2. Missed/short napping
In the past (maybe we still) we used to say: “get that baby tired and she’ll sleep through the night! “. Everybody used to believe that the less sleep during the day, the longer stretches at night. Studies actually have shown exactly the opposite and that an overtired baby doesn’t sleep well as a rested one. Incredible but true. Sleep begets sleep. Make sure your child gets the daytime sleep she needs and make it your priority. You’ll be blown away by the results!
3. Your child has been put down already asleep
Sometimes we try our best in order to get our children to sleep faster and we create (without even realize it) what are called “sleep associations” and if not addressed early on they might be spread throughout the entire toddlerhood or even later. If you usually rock, nurse/bottle feed, walk your child to sleep, she actually didn’t have the time and space to master her selfsoothing skills. Partial arousals in the middle of the night are very common and if she actually doesn’t know how to fall back asleep she’ll look for an external support. Place your baby in her crib/bed when she is not completely asleep. This little trick might do the world of the difference.

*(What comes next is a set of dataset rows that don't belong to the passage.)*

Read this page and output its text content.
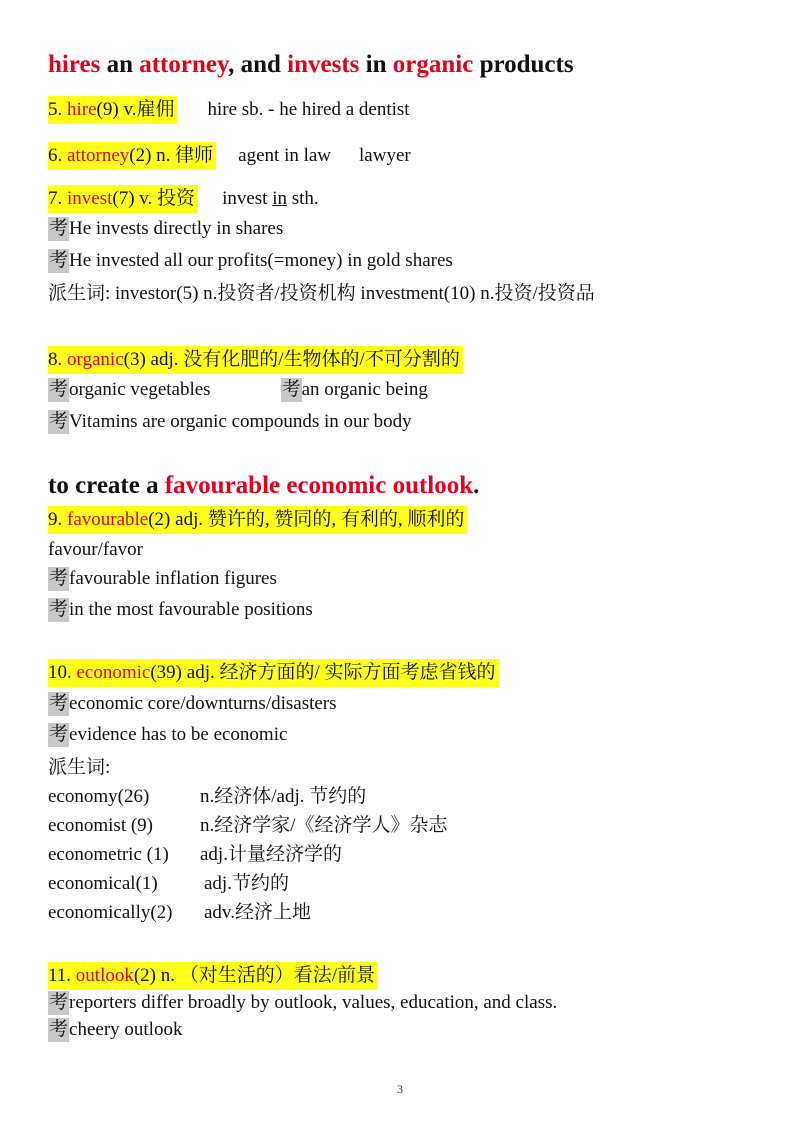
hires an attorney, and invests in organic products
5. hire(9) v.雇佣 hire sb. - he hired a dentist
6. attorney(2) n. 律师 agent in law lawyer
7. invest(7) v. 投资 invest in sth.
考He invests directly in shares
考He invested all our profits(=money) in gold shares
派生词: investor(5) n.投资者/投资机构 investment(10) n.投资/投资品
8. organic(3) adj. 没有化肥的/生物体的/不可分割的
考organic vegetables	考an organic being
考Vitamins are organic compounds in our body
to create a favourable economic outlook.
9. favourable(2) adj. 赞许的, 赞同的, 有利的, 顺利的
favour/favor
考favourable inflation figures
考in the most favourable positions
10. economic(39) adj. 经济方面的/ 实际方面考虑省钱的
考economic core/downturns/disasters
考evidence has to be economic
派生词:
economy(26)	n.经济体/adj. 节约的
economist (9) n.经济学家/《经济学人》杂志
econometric (1) adj.计量经济学的
economical(1) adj.节约的
economically(2) adv.经济上地
11. outlook(2) n. （对生活的）看法/前景
考reporters differ broadly by outlook, values, education, and class.
考cheery outlook
3
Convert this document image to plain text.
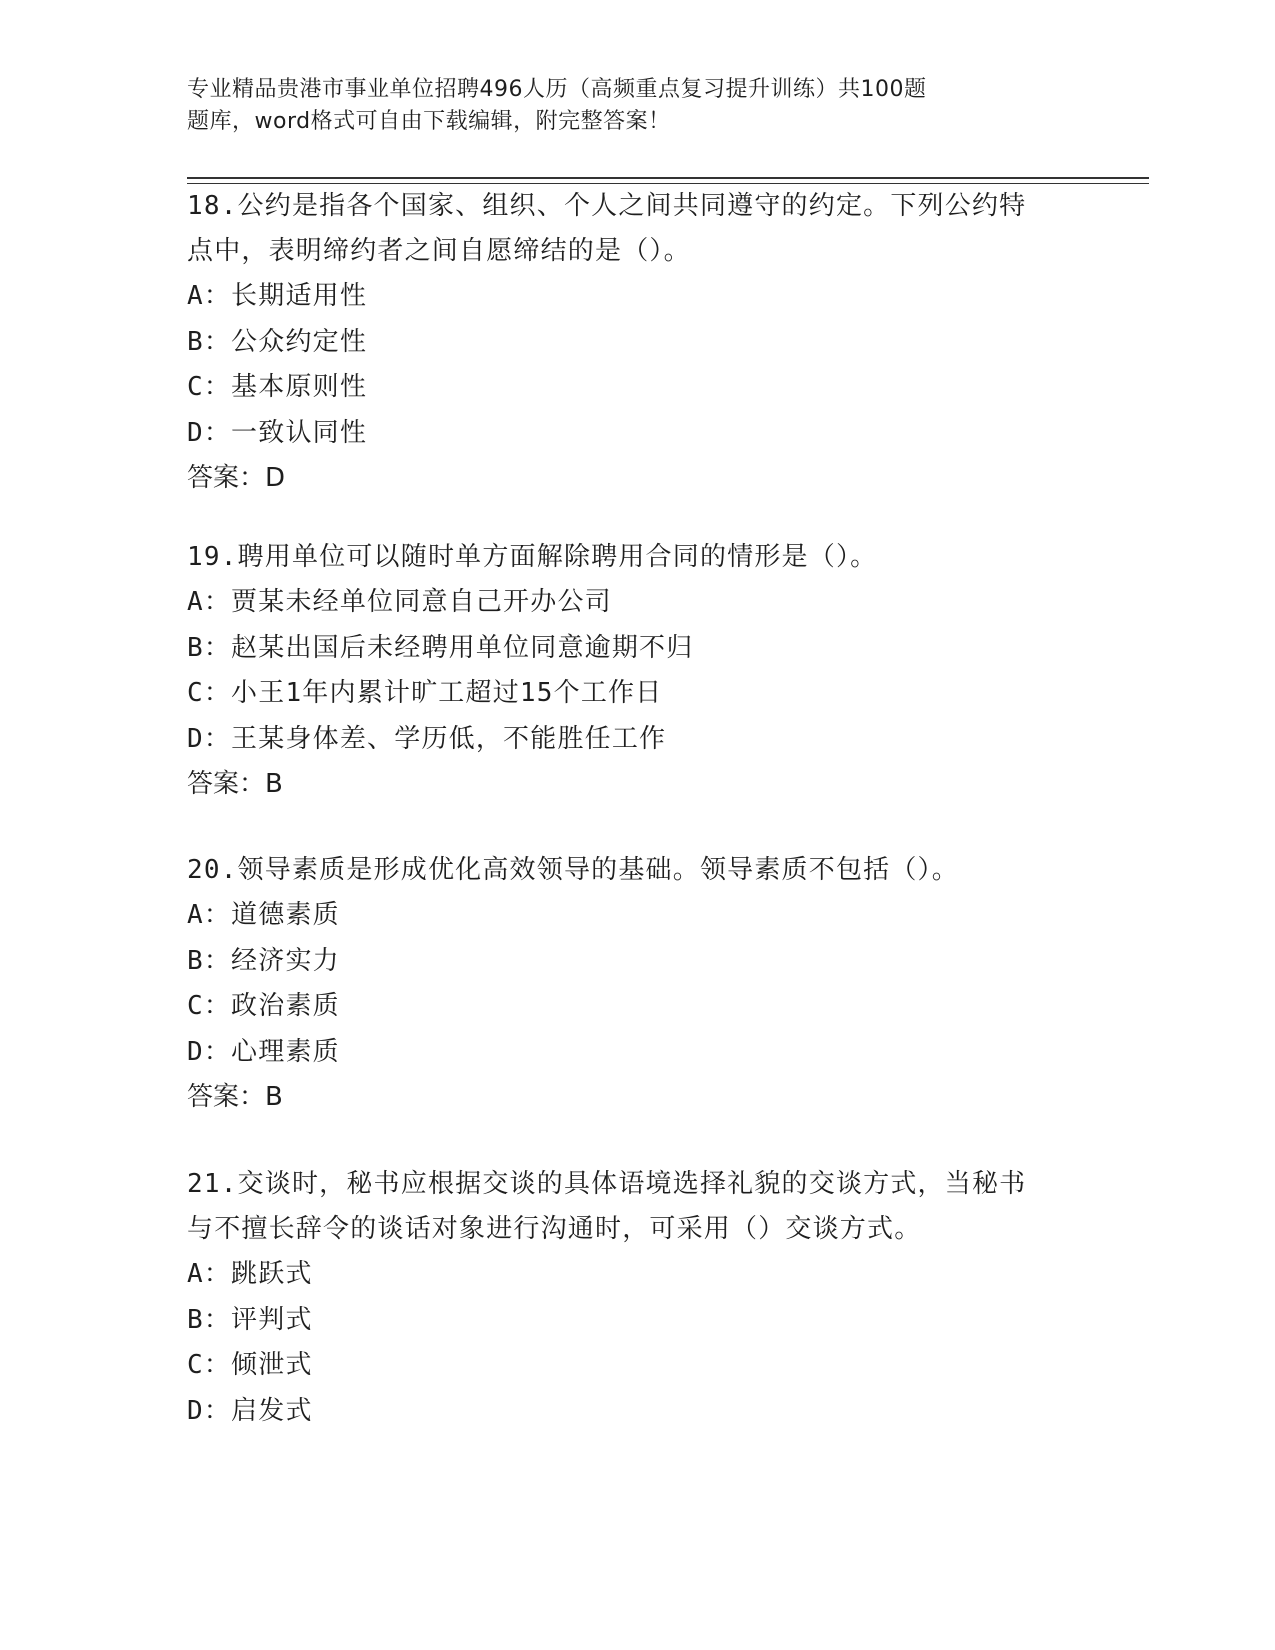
专业精品贵港市事业单位招聘496人历（高频重点复习提升训练）共100题
题库，word格式可自由下载编辑，附完整答案！

18.公约是指各个国家、组织、个人之间共同遵守的约定。下列公约特

点中，表明缔约者之间自愿缔结的是（）。

A：长期适用性

B：公众约定性

C：基本原则性

D：一致认同性

答案：D

19.聘用单位可以随时单方面解除聘用合同的情形是（）。

A：贾某未经单位同意自己开办公司

B：赵某出国后未经聘用单位同意逾期不归

C：小王1年内累计旷工超过15个工作日

D：王某身体差、学历低，不能胜任工作

答案：B

20.领导素质是形成优化高效领导的基础。领导素质不包括（）。

A：道德素质

B：经济实力

C：政治素质

D：心理素质

答案：B

21.交谈时，秘书应根据交谈的具体语境选择礼貌的交谈方式，当秘书

与不擅长辞令的谈话对象进行沟通时，可采用（）交谈方式。

A：跳跃式

B：评判式

C：倾泄式

D：启发式
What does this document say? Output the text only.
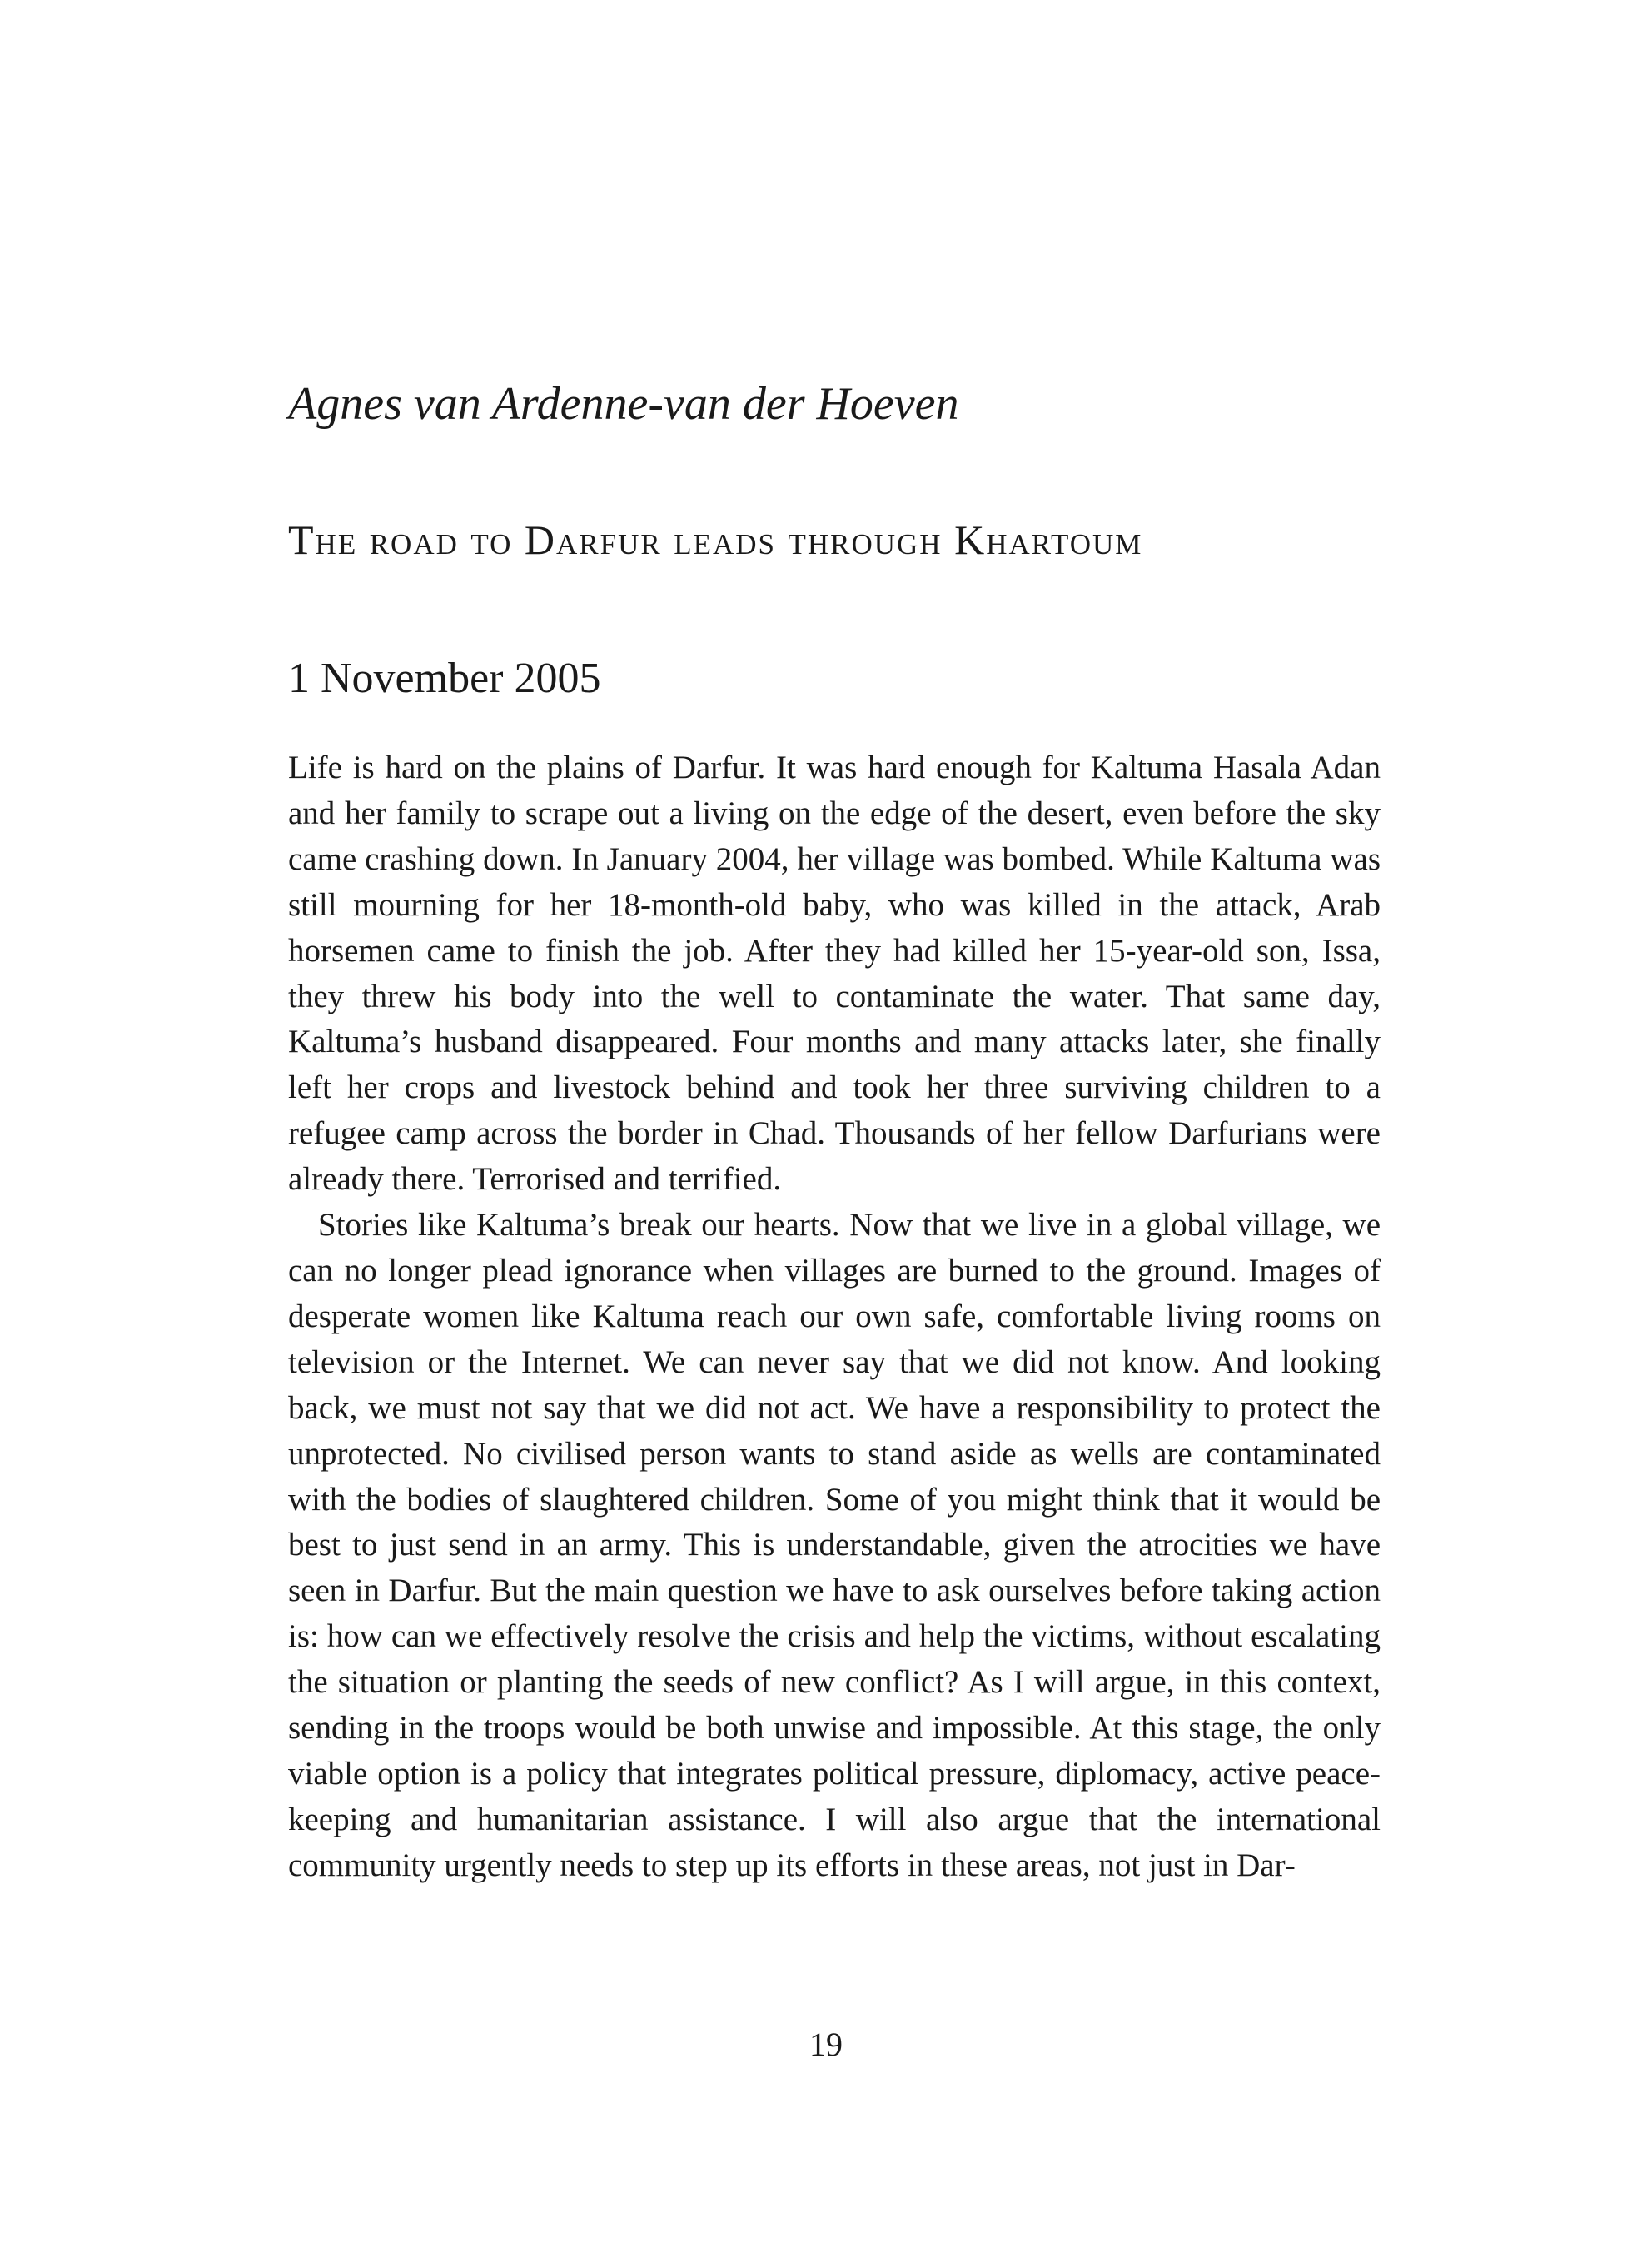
Agnes van Ardenne-van der Hoeven
The road to Darfur leads through Khartoum
1 November 2005

Life is hard on the plains of Darfur. It was hard enough for Kaltuma Hasala Adan and her family to scrape out a living on the edge of the desert, even before the sky came crashing down. In January 2004, her village was bombed. While Kaltuma was still mourning for her 18-month-old baby, who was killed in the attack, Arab horsemen came to finish the job. After they had killed her 15-year-old son, Issa, they threw his body into the well to contaminate the water. That same day, Kaltuma’s husband disappeared. Four months and many attacks later, she finally left her crops and livestock behind and took her three surviving children to a refugee camp across the border in Chad. Thousands of her fellow Darfurians were already there. Terrorised and terrified.

Stories like Kaltuma’s break our hearts. Now that we live in a global village, we can no longer plead ignorance when villages are burned to the ground. Images of desperate women like Kaltuma reach our own safe, comfortable living rooms on television or the Internet. We can never say that we did not know. And looking back, we must not say that we did not act. We have a responsibility to protect the unprotected. No civilised person wants to stand aside as wells are contaminated with the bodies of slaughtered children. Some of you might think that it would be best to just send in an army. This is understandable, given the atrocities we have seen in Darfur. But the main question we have to ask ourselves before taking action is: how can we effectively resolve the crisis and help the victims, without escalating the situation or planting the seeds of new conflict? As I will argue, in this context, sending in the troops would be both unwise and impossible. At this stage, the only viable option is a policy that integrates political pressure, diplomacy, active peacekeeping and humanitarian assistance. I will also argue that the international community urgently needs to step up its efforts in these areas, not just in Dar-

19
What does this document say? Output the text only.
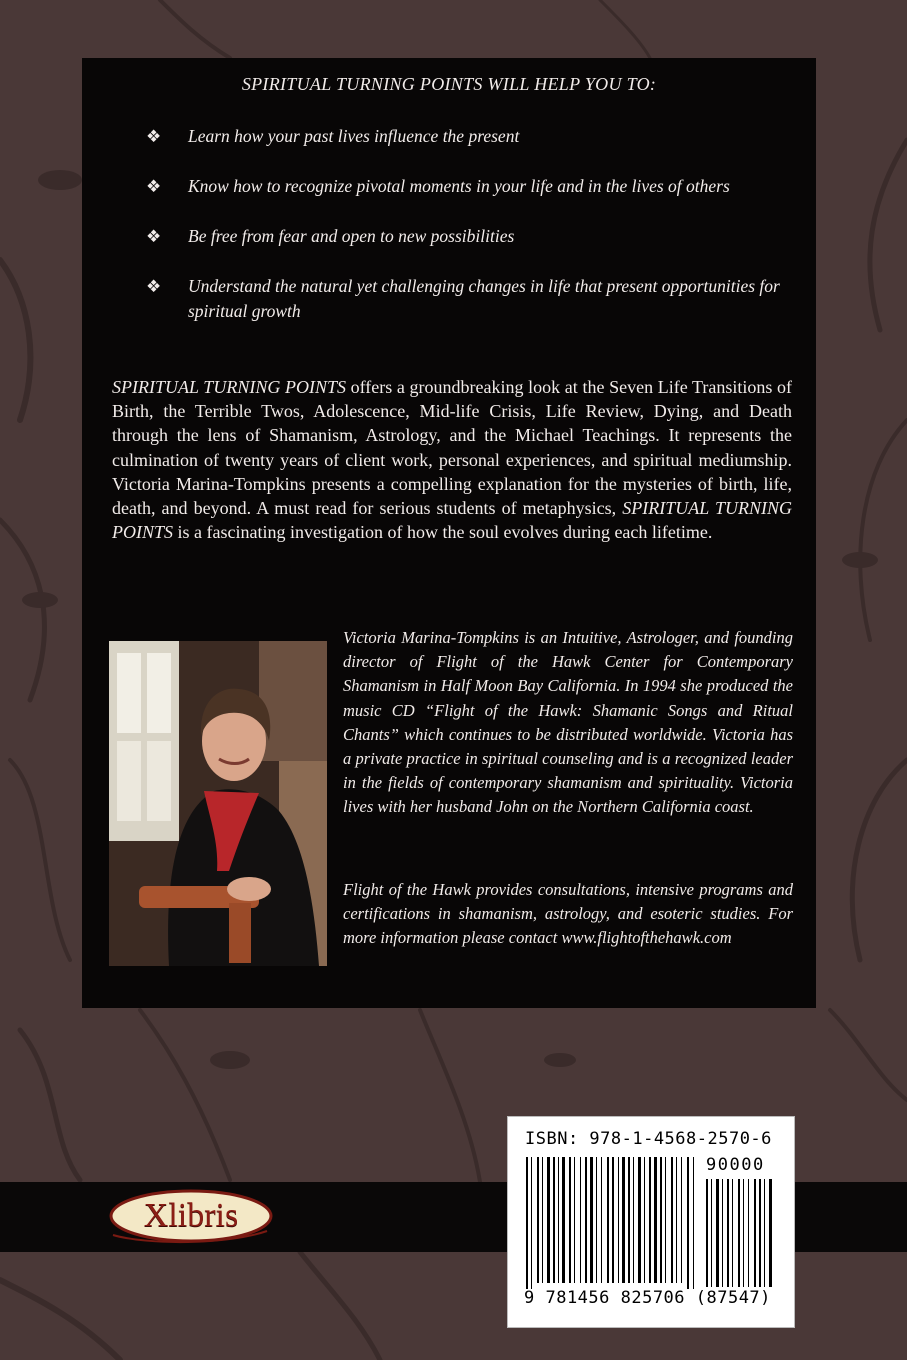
SPIRITUAL TURNING POINTS WILL HELP YOU TO:
❖ Learn how your past lives influence the present
❖ Know how to recognize pivotal moments in your life and in the lives of others
❖ Be free from fear and open to new possibilities
❖ Understand the natural yet challenging changes in life that present opportunities for spiritual growth

SPIRITUAL TURNING POINTS offers a groundbreaking look at the Seven Life Transitions of Birth, the Terrible Twos, Adolescence, Mid-life Crisis, Life Review, Dying, and Death through the lens of Shamanism, Astrology, and the Michael Teachings. It represents the culmination of twenty years of client work, personal experiences, and spiritual mediumship. Victoria Marina-Tompkins presents a compelling explanation for the mysteries of birth, life, death, and beyond. A must read for serious students of metaphysics, SPIRITUAL TURNING POINTS is a fascinating investigation of how the soul evolves during each lifetime.

Victoria Marina-Tompkins is an Intuitive, Astrologer, and founding director of Flight of the Hawk Center for Contemporary Shamanism in Half Moon Bay California. In 1994 she produced the music CD “Flight of the Hawk: Shamanic Songs and Ritual Chants” which continues to be distributed worldwide. Victoria has a private practice in spiritual counseling and is a recognized leader in the fields of contemporary shamanism and spirituality. Victoria lives with her husband John on the Northern California coast.

Flight of the Hawk provides consultations, intensive programs and certifications in shamanism, astrology, and esoteric studies. For more information please contact www.flightofthehawk.com

Xlibris
ISBN: 978-1-4568-2570-6
90000
9 781456 825706 (87547)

4. Missed parents’ consistency
Responding to your child wakings at night without consistency, giving every time a different response, will create more crying and your child will be confused without knowing what to expect each time she wakes up. Also the consistency in the sleep environment is essential. When partial arousals occur during the night and the environment has changed at some point (if for example you nursed/rocked her to sleep and then placed her in the crib asleep) your child will have difﬁculty to resettle when she wakes up and she’ll need you to recreate the same conditions present when she fell asleep.
5. Underlying medical condition
Conditions such as asthma, allergies, reﬂux and sleep apnea might play an important role on your child’s capacity of self-sooth and going back to sleep can be challenging for her. Making sure your child is healthy is crucial before embarking in any sleep coaching program.